And yet, a report last week from the Center on Budget and Policy Priorities found that “some 69 percent of the cuts in House Budget Committee Chairman Paul Ryan’s new budget would come from programs that serve people of limited means.”
We should be in a rage over the fact that people in this country can work a full-time job and not earn a living wage.
We should be in a rage that this country’s infrastructure is literally crumbling beneath us.

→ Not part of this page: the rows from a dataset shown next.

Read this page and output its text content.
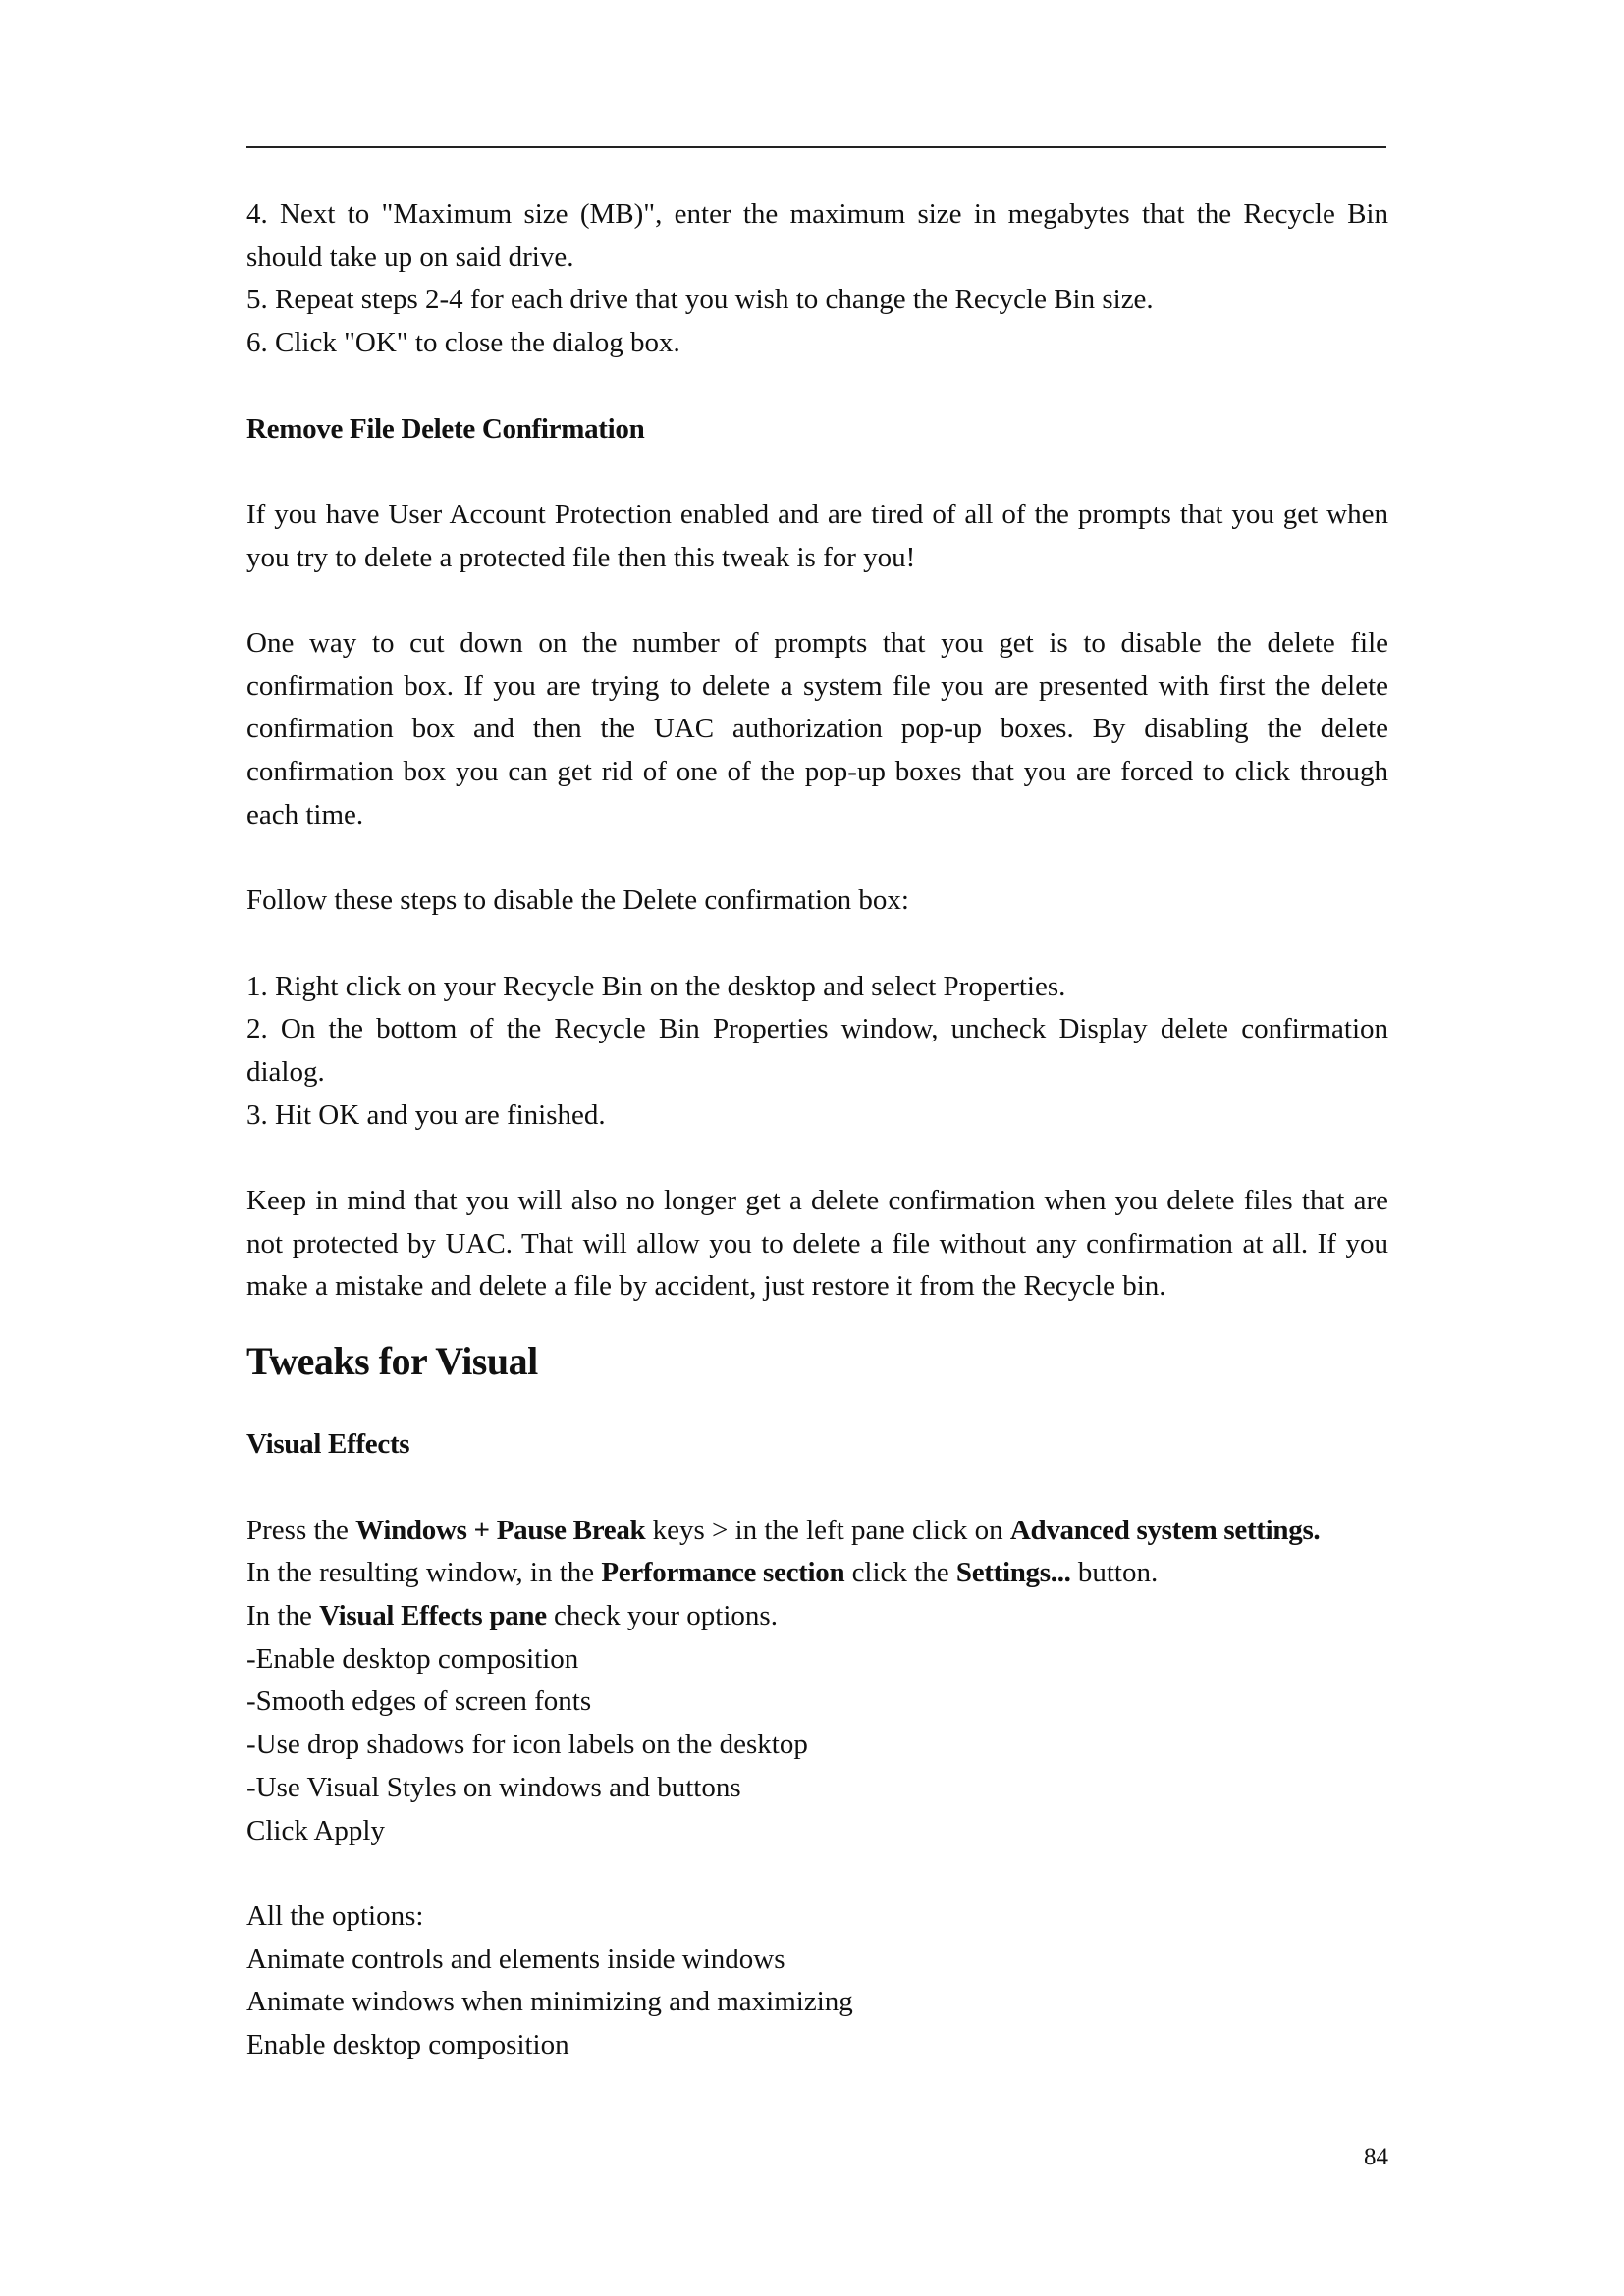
4. Next to "Maximum size (MB)", enter the maximum size in megabytes that the Recycle Bin should take up on said drive.

5. Repeat steps 2-4 for each drive that you wish to change the Recycle Bin size.

6. Click "OK" to close the dialog box.

Remove File Delete Confirmation

If you have User Account Protection enabled and are tired of all of the prompts that you get when you try to delete a protected file then this tweak is for you!

One way to cut down on the number of prompts that you get is to disable the delete file confirmation box. If you are trying to delete a system file you are presented with first the delete confirmation box and then the UAC authorization pop-up boxes. By disabling the delete confirmation box you can get rid of one of the pop-up boxes that you are forced to click through each time.

Follow these steps to disable the Delete confirmation box:

1. Right click on your Recycle Bin on the desktop and select Properties.

2. On the bottom of the Recycle Bin Properties window, uncheck Display delete confirmation dialog.

3. Hit OK and you are finished.

Keep in mind that you will also no longer get a delete confirmation when you delete files that are not protected by UAC. That will allow you to delete a file without any confirmation at all. If you make a mistake and delete a file by accident, just restore it from the Recycle bin.

Tweaks for Visual

Visual Effects

Press the Windows + Pause Break keys > in the left pane click on Advanced system settings.

In the resulting window, in the Performance section click the Settings... button.

In the Visual Effects pane check your options.

-Enable desktop composition

-Smooth edges of screen fonts

-Use drop shadows for icon labels on the desktop

-Use Visual Styles on windows and buttons

Click Apply

All the options:

Animate controls and elements inside windows

Animate windows when minimizing and maximizing

Enable desktop composition

84
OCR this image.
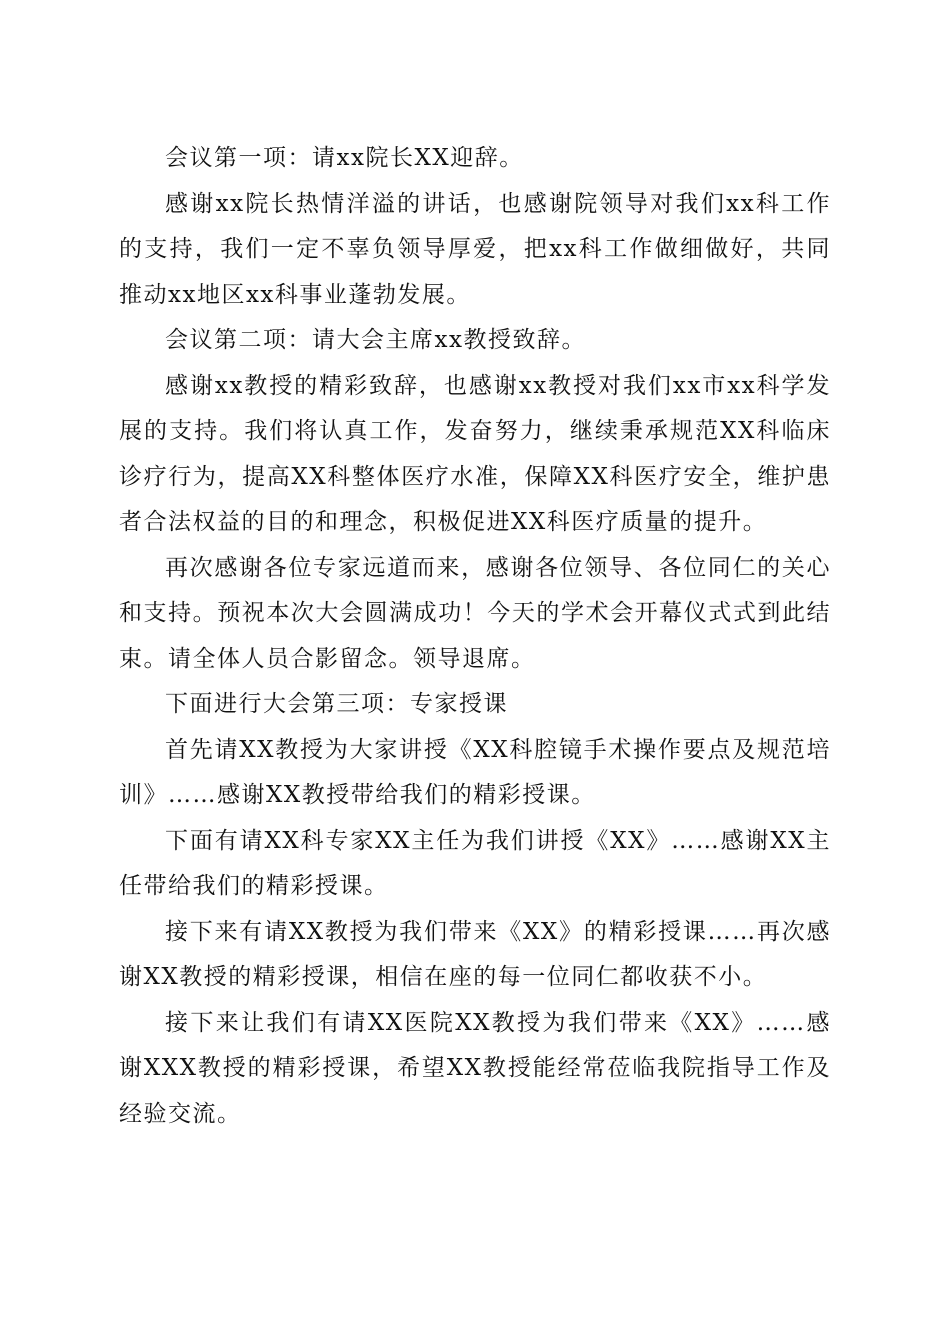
会议第一项：请xx院长XX迎辞。

感谢xx院长热情洋溢的讲话，也感谢院领导对我们xx科工作的支持，我们一定不辜负领导厚爱，把xx科工作做细做好，共同推动xx地区xx科事业蓬勃发展。

会议第二项：请大会主席xx教授致辞。

感谢xx教授的精彩致辞，也感谢xx教授对我们xx市xx科学发展的支持。我们将认真工作，发奋努力，继续秉承规范XX科临床诊疗行为，提高XX科整体医疗水准，保障XX科医疗安全，维护患者合法权益的目的和理念，积极促进XX科医疗质量的提升。

再次感谢各位专家远道而来，感谢各位领导、各位同仁的关心和支持。预祝本次大会圆满成功！今天的学术会开幕仪式式到此结束。请全体人员合影留念。领导退席。

下面进行大会第三项：专家授课

首先请XX教授为大家讲授《XX科腔镜手术操作要点及规范培训》……感谢XX教授带给我们的精彩授课。

下面有请XX科专家XX主任为我们讲授《XX》……感谢XX主任带给我们的精彩授课。

接下来有请XX教授为我们带来《XX》的精彩授课……再次感谢XX教授的精彩授课，相信在座的每一位同仁都收获不小。

接下来让我们有请XX医院XX教授为我们带来《XX》……感谢XXX教授的精彩授课，希望XX教授能经常莅临我院指导工作及经验交流。
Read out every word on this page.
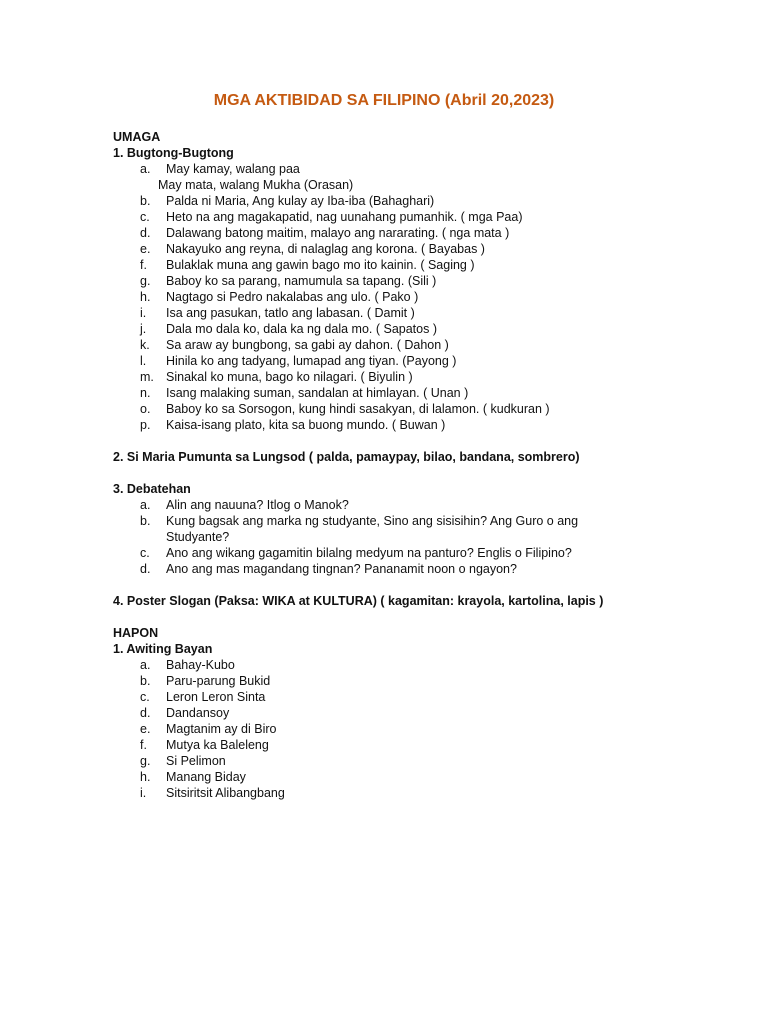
MGA AKTIBIDAD SA FILIPINO (Abril 20,2023)
UMAGA
1. Bugtong-Bugtong
a. May kamay, walang paa
May mata, walang Mukha (Orasan)
b. Palda ni Maria, Ang kulay ay Iba-iba (Bahaghari)
c. Heto na ang magakapatid, nag uunahang pumanhik. ( mga Paa)
d. Dalawang batong maitim, malayo ang nararating. ( nga mata )
e. Nakayuko ang reyna, di nalaglag ang korona. ( Bayabas )
f. Bulaklak muna ang gawin bago mo ito kainin. ( Saging )
g. Baboy ko sa parang, namumula sa tapang. (Sili )
h. Nagtago si Pedro nakalabas ang ulo. ( Pako )
i. Isa ang pasukan, tatlo ang labasan. ( Damit )
j. Dala mo dala ko, dala ka ng dala mo. ( Sapatos )
k. Sa araw ay bungbong, sa gabi ay dahon. ( Dahon )
l. Hinila ko ang tadyang, lumapad ang tiyan. (Payong )
m. Sinakal ko muna, bago ko nilagari. ( Biyulin )
n. Isang malaking suman, sandalan at himlayan. ( Unan )
o. Baboy ko sa Sorsogon, kung hindi sasakyan, di lalamon. ( kudkuran )
p. Kaisa-isang plato, kita sa buong mundo. ( Buwan )
2. Si Maria Pumunta sa Lungsod ( palda, pamaypay, bilao, bandana, sombrero)
3. Debatehan
a. Alin ang nauuna? Itlog o Manok?
b. Kung bagsak ang marka ng studyante, Sino ang sisisihin? Ang Guro o ang
Studyante?
c. Ano ang wikang gagamitin bilalng medyum na panturo? Englis o Filipino?
d. Ano ang mas magandang tingnan? Pananamit noon o ngayon?
4. Poster Slogan (Paksa: WIKA at KULTURA) ( kagamitan: krayola, kartolina, lapis )
HAPON
1. Awiting Bayan
a. Bahay-Kubo
b. Paru-parung Bukid
c. Leron Leron Sinta
d. Dandansoy
e. Magtanim ay di Biro
f. Mutya ka Baleleng
g. Si Pelimon
h. Manang Biday
i. Sitsiritsit Alibangbang
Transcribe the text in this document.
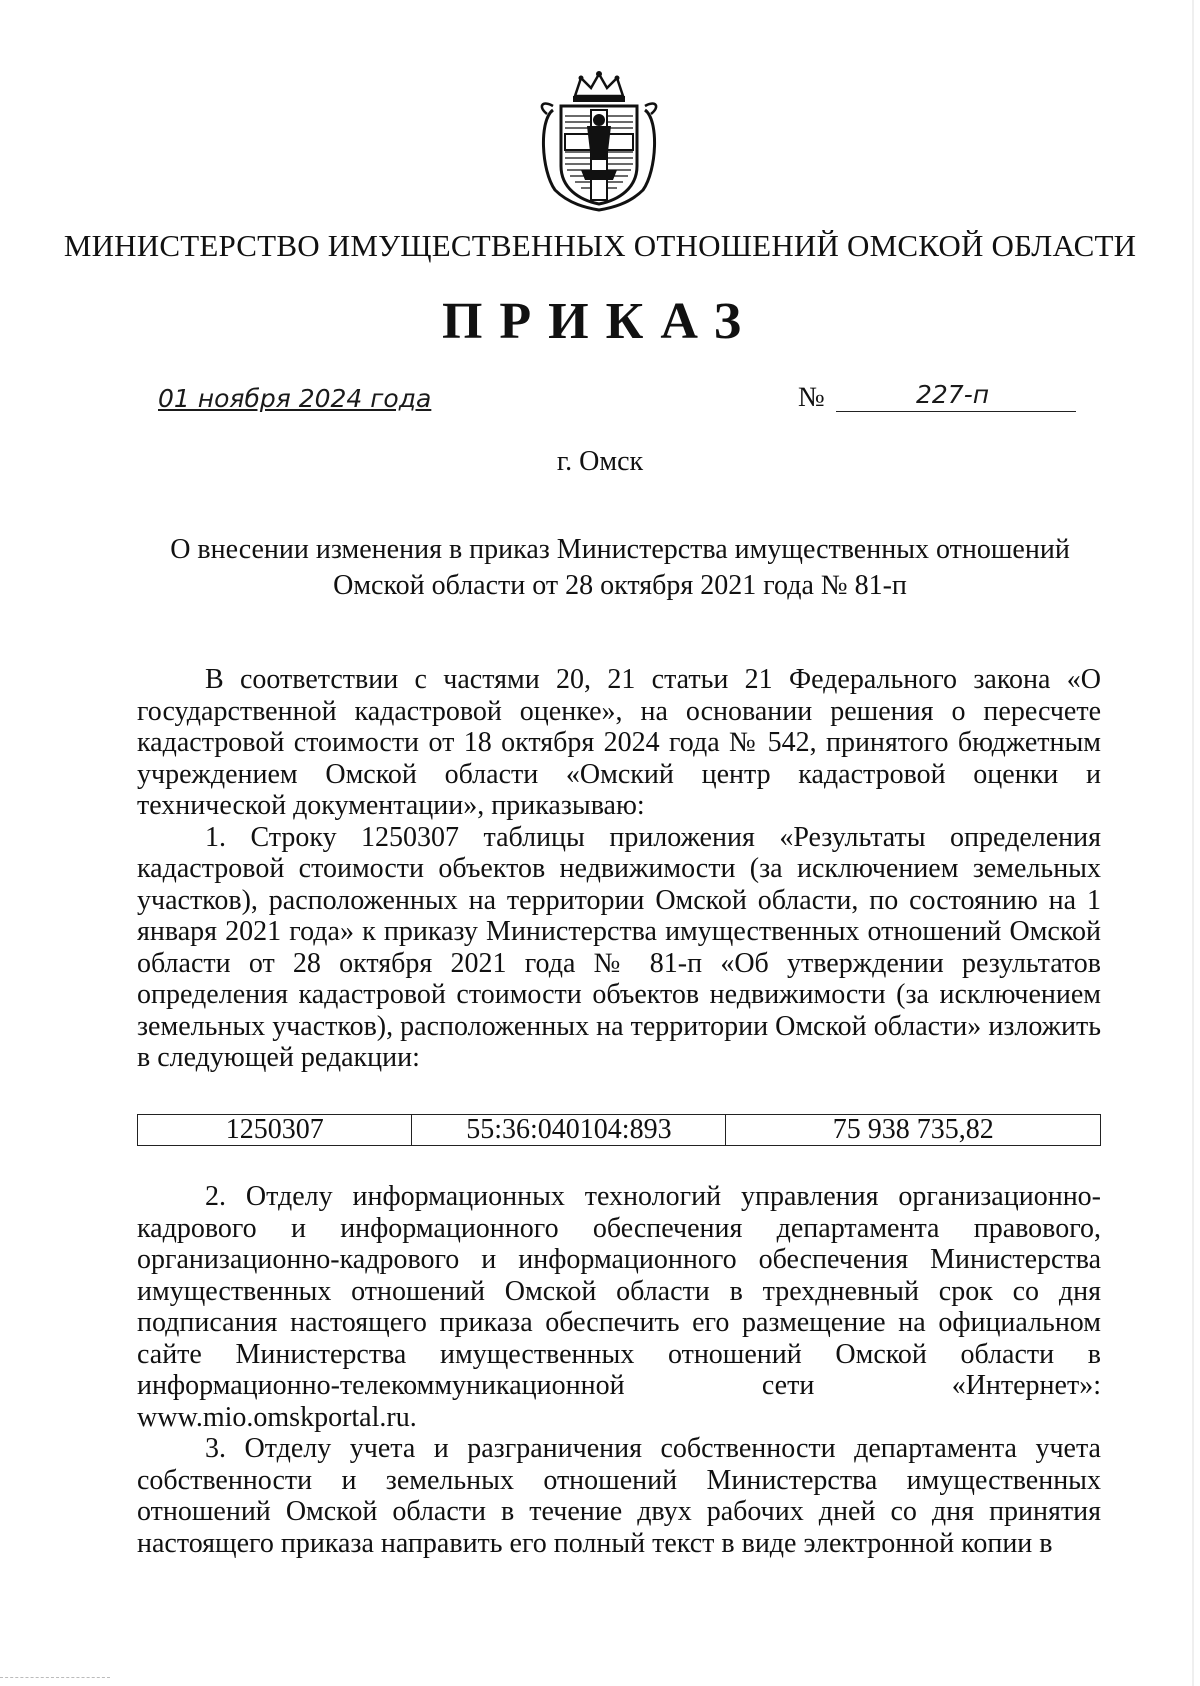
МИНИСТЕРСТВО ИМУЩЕСТВЕННЫХ ОТНОШЕНИЙ ОМСКОЙ ОБЛАСТИ
ПРИКАЗ
01 ноября 2024 года	№	227-п
г. Омск
О внесении изменения в приказ Министерства имущественных отношений
Омской области от 28 октября 2021 года № 81-п

В соответствии с частями 20, 21 статьи 21 Федерального закона «О государственной кадастровой оценке», на основании решения о пересчете кадастровой стоимости от 18 октября 2024 года № 542, принятого бюджетным учреждением Омской области «Омский центр кадастровой оценки и технической документации», приказываю:

1. Строку 1250307 таблицы приложения «Результаты определения кадастровой стоимости объектов недвижимости (за исключением земельных участков), расположенных на территории Омской области, по состоянию на 1 января 2021 года» к приказу Министерства имущественных отношений Омской области от 28 октября 2021 года № 81-п «Об утверждении результатов определения кадастровой стоимости объектов недвижимости (за исключением земельных участков), расположенных на территории Омской области» изложить в следующей редакции:

1250307	55:36:040104:893	75 938 735,82

2. Отделу информационных технологий управления организационно-кадрового и информационного обеспечения департамента правового, организационно-кадрового и информационного обеспечения Министерства имущественных отношений Омской области в трехдневный срок со дня подписания настоящего приказа обеспечить его размещение на официальном сайте Министерства имущественных отношений Омской области в информационно-телекоммуникационной сети «Интернет»: www.mio.omskportal.ru.

3. Отделу учета и разграничения собственности департамента учета собственности и земельных отношений Министерства имущественных отношений Омской области в течение двух рабочих дней со дня принятия настоящего приказа направить его полный текст в виде электронной копии в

The “2013 Report Card for America’s Infrastructure,” produced by the American Society of Civil Engineers, gave our infrastructure an overall grade of D+ and estimated that $3.6 trillion would be needed by 2020 to fix it.
We should be in a rage that we are spiraling toward cataclysmic, irreversible climate change with little interest or effort in averting it, with little coverage and less than accurate coverage.
But where rage should be, there is too often a whimper.
When will we demand the country we deserve: reflective of its people, protective of its people, simply of its people? When will the young and the poor and the aggrieved and the forsaken walk abreast to the polls and then to the public squares?
If we don’t like the government we have, we can change it. If we don’t like the path we’re on, we can alter it.
Democracy is durable, but not incorruptible. The very purity of the concept invites those determined to alter it, to tilt it toward oligarchy, to slowly, imperceptibly if possible, bring it to a calamitous end.
The drift of the boat seems inconsequential until it encounters the falls.